E oggi non mancheranno di rimarcarlo affacciandosi dalle trifore di Palazzo Pubblico Matteo Salvini, Mara Carfagna, Maurizio Gasparri, Giorgia Meloni e Gian Marco Centinaio, appunto. Come dire, la città è nostra e adesso vediamo cosa succede. Del resto non è andata giù a molti senesi la conferenza stampa che il ministro degli interni Salvini terrà proprio durante lo svolgimento del corte storico questo pomeriggio. ‘Un saluto alla città – lo ha definito il sindaco De Mossi nel suo incontro con i giornalisti di questa mattina – se esponenti del Governo vengono a render onore alla festa della città, dei senesi e dei contradaioli, non ci vedo niente di male. Abbiamo bisogno adesso più che sempre – ha concluso – di rapporti nazionali ed internazionali per sviluppare i progetti che Siena si merita’. Di sicuro Salvini non si farà pregare. Aveva auspicato la sua presenza al Palio in occasione del suo intervento alla chiusura della campagna elettorale di De Mossi e la promessa è stata immediatamente mantenuta.

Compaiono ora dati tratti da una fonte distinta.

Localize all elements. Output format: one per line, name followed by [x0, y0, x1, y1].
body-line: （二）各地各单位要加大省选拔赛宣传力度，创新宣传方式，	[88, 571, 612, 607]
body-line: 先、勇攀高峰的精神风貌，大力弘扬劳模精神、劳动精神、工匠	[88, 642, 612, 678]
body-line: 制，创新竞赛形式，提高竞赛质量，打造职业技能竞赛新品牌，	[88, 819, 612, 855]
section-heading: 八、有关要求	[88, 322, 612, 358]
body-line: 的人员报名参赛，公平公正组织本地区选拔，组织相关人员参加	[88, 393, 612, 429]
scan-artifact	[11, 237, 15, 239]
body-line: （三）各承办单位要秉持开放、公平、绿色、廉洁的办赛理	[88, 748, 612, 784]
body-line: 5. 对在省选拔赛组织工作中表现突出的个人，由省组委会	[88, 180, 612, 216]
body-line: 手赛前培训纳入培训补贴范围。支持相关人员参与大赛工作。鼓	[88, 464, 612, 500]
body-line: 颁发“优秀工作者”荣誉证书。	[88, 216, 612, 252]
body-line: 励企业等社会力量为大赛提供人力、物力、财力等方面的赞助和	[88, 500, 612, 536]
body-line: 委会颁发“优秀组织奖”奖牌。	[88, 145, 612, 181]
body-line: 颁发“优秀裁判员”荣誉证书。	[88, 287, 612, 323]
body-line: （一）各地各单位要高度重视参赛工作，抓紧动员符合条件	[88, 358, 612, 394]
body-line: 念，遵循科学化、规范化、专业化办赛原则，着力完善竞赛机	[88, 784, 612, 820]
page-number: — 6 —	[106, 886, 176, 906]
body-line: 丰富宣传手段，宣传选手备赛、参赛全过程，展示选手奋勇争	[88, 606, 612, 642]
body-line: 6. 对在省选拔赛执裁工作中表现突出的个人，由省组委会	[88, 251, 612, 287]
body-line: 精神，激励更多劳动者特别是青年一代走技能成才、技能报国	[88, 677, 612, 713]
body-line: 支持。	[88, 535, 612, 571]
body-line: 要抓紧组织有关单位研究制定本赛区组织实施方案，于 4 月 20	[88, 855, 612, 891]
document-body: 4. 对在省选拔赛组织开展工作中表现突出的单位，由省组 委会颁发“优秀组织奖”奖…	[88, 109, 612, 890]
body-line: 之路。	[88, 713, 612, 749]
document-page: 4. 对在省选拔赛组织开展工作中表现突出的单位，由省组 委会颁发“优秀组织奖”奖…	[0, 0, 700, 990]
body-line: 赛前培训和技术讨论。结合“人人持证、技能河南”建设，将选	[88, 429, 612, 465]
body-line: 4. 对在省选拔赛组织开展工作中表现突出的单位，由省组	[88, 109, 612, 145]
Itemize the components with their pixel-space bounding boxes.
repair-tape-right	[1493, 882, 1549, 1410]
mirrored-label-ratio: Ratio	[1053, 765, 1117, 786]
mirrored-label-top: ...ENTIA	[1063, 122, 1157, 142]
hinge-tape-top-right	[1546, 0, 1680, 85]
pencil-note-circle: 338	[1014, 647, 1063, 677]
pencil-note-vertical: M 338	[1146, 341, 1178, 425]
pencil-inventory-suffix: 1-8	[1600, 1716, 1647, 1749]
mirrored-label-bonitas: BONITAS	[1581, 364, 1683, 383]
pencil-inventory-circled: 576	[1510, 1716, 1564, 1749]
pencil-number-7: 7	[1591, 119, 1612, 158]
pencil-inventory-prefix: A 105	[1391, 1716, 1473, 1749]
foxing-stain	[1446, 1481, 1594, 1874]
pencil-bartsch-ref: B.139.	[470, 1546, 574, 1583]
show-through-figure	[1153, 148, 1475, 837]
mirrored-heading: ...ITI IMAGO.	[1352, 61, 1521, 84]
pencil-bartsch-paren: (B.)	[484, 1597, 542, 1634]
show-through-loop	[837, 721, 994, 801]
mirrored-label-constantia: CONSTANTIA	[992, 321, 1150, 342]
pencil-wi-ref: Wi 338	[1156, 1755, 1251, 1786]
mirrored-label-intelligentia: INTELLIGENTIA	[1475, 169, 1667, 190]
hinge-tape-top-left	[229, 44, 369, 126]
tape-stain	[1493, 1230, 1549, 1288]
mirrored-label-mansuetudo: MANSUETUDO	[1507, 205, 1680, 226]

Ma a scandire il tempo a Siena nelle ore di Palio, più che gli esponenti della politica nazionale, sono i rintocchi di Sunto, il campanone posizionato alla sommità della Torre del Mangia. Ed allora imbattersi nei vicoli delle dieci contrade che tra poche ore si contenderanno il Drappellone realizzato da Emilio Giannelli è un viaggio tra il mistico e l’ascetico. Un silenzio surreale carico di speranza ti trapassa il cuore. Negli sguardi e nei respiri dei contradaioli ci sono tutte le attese di anni di passione e amore per la propria città e la propria appartenenza. Un’attesa che in tre giri di piazza fa trattenere il respiro fino al giubilo finale o ti strozza l’urlo in gola nell’attesa della prossima Carriera. Nell’attesa che tutto questo anche oggi si compia Siena continuerà, come sempre, a trionfare, immortale.